Like Paris, every C40 city (including Seattle) now says they want to be a 15-minute city. But we will be unable to do that holding neither Paris’ elegant approach to density nor Paris’ transportation network. Building Paris in Seattle is impossible if everyone is driving a car around, electric or not. Not only that, increased car volumes decrease community connections and quality of life. That’s why continued investments in an audacious and ubiquitous high quality transportation network are essential.
Disclaimer: When it comes to improvement in the realms of rapid transit and human scale density, Paris is a great example of what the Seattle region should aspire to. Although Paris has myriad problems, including many race- and class-based social justice issues, but the physical form of the city and its rapid transit system would be a significant improvement over what exists in the Seattle region. Paris is a failure by our standards of equity and inclusion, yet this city of 2.1 million still has only ⅓ the homeless population of the City of Seattle, even though Paris is three times its population). In the case of equitable housing, a place like Vienna is the model. Vienna is proof that a city with great mobility can also have an effective, equitable housing policy.
Finally, as people post-pandemic are not going to stay in their home 24/7, they are going to travel. How they travel matters. We live in a city where 62% of our carbon emissions come from road transportation—the largest single contributor to pollution and climate change. Meanwhile, transportation pollution in general isn’t going down.
The solution is—quite simply—cities. Households in dense areas of our cities tend to have carbon footprints about 50 percent below average. And only cities have the tools to improve on that stellar stat by increasing use of already growing electrified transportation options, plus biking and walking by way of becoming a legitimate 15-minute city.
To be like Paris (with respect to transit and housing) requires continued audacity to build out the arteries that connect such a corpus metropolitae. Many here agree, but argue the Pandemic changes everything. But did the last pandemic, that killed 50 million globally and 400,000-600,000 in America, ‘change everything?’ Transit ridership was highest in WWII, and the networks our City has envisaged over the past 110 years have changed hardly at all. In fact, it is the transit network that defines how the city grows, not the other way around. The destinations we are building to now are the same destinations CREATED by the streetcar and cable car networks of our city that existed from 1884-1939.
All these are reasons that we should not only continue to build smart transit expansion…we should double down on it.
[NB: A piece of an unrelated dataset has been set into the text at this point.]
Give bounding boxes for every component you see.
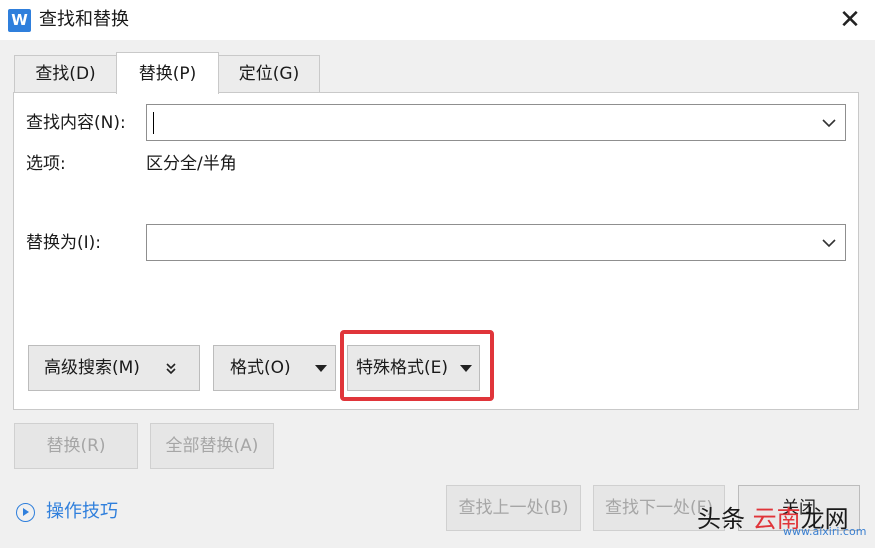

That’s why Seattle Subway will continue to push for ST3 to be built to standard with universal grade separation and continued commitment to every station and every line outlined in the voter-approved program. We have a decade to find the money to build some of these lines, and are currently in a more hospitable political climate to do so. But if we cut something now, we might never get it back. In this vein, this is also why we have been working for nearly a year on HB 1304 to provide the resources and local input necessary to help our march for more sustainable and equitable transit progress to continue.
Build. Connect. House equitably. Rejoice!